1. A negative electrode for a lithium secondary battery, comprising:

a current collector; and

a coating layer positioned on the current collector and comprising a polyvinylidene fluoride-based polymer and LiF.

2. The negative electrode for a lithium secondary battery of claim 1, wherein the polyvinylidene fluoride-based polymer is comprised in a larger amount than LiF in the coating layer.

3. The negative electrode for a lithium secondary battery of claim 1, wherein a mixing ratio of the polyvinylidene fluoride-based polymer and the LiF is a weight ratio of 9:1 to 5:5.
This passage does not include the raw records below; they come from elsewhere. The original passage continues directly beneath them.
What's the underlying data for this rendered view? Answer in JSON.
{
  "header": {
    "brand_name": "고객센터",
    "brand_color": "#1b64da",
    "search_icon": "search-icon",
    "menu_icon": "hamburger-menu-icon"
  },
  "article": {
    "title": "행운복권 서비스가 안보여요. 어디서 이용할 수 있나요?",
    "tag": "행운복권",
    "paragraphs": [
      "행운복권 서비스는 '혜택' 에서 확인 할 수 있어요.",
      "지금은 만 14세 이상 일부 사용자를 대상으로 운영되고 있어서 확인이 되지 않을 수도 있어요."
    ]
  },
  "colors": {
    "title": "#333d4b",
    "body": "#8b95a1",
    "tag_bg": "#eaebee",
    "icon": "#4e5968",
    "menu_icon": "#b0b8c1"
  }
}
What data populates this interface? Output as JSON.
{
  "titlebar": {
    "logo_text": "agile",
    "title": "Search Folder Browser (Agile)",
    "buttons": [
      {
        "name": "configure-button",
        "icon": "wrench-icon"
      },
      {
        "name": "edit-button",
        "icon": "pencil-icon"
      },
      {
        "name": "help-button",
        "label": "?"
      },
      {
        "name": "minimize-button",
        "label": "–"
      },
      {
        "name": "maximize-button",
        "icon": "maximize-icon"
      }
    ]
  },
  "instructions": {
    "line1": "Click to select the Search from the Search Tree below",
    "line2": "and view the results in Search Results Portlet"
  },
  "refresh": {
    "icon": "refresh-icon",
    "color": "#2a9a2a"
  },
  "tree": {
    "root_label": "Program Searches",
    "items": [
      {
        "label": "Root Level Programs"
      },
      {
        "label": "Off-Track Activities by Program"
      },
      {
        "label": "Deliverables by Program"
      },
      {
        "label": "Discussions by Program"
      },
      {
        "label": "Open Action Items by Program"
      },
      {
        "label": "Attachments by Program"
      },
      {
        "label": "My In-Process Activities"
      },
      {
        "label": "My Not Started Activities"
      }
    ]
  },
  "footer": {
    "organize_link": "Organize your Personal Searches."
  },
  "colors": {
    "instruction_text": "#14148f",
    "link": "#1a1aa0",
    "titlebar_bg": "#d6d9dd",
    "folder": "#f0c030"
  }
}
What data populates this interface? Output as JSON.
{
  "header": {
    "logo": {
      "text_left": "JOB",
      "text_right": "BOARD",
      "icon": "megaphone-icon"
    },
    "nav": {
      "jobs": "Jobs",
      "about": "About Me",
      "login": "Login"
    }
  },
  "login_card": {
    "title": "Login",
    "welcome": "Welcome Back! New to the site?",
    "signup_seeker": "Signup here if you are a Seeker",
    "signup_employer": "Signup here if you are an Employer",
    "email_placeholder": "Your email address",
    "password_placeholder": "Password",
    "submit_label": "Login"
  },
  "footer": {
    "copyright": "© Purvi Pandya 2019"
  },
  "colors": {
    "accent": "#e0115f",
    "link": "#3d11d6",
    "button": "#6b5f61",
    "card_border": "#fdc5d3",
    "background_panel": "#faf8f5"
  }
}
4. The negative electrode for a lithium secondary battery of claim 1, wherein the polyvinylidene fluoride-based polymer is polyvinylidene fluoride, a polyvinylidene fluoride and hexafluoropropylene copolymer (PVdF-HFP), or combinations thereof.

5. The negative electrode for a lithium secondary battery of claim 1, wherein the LiF has a particle diameter of 5 nm to 1000 nm.

6. The negative electrode for a lithium secondary battery of claim 1, wherein the coating layer has a thickness of 1 μm to 10 μm.

7. A lithium secondary battery, comprising:

a negative electrode comprising a current collector, a lithium metal-included layer, and a coating layer comprising a polyvinylidene fluoride-based polymer and LiF;

a positive electrode comprising a positive active material; and

an electrolyte.

8. The lithium secondary battery of claim 7, wherein the lithium secondary battery is a formation charged and discharged lithium secondary battery.

9. The lithium secondary battery of claim 7, wherein the lithium secondary battery is a battery subjected to a formation charge and discharge at 0.3 C to 1 C once to 3 times.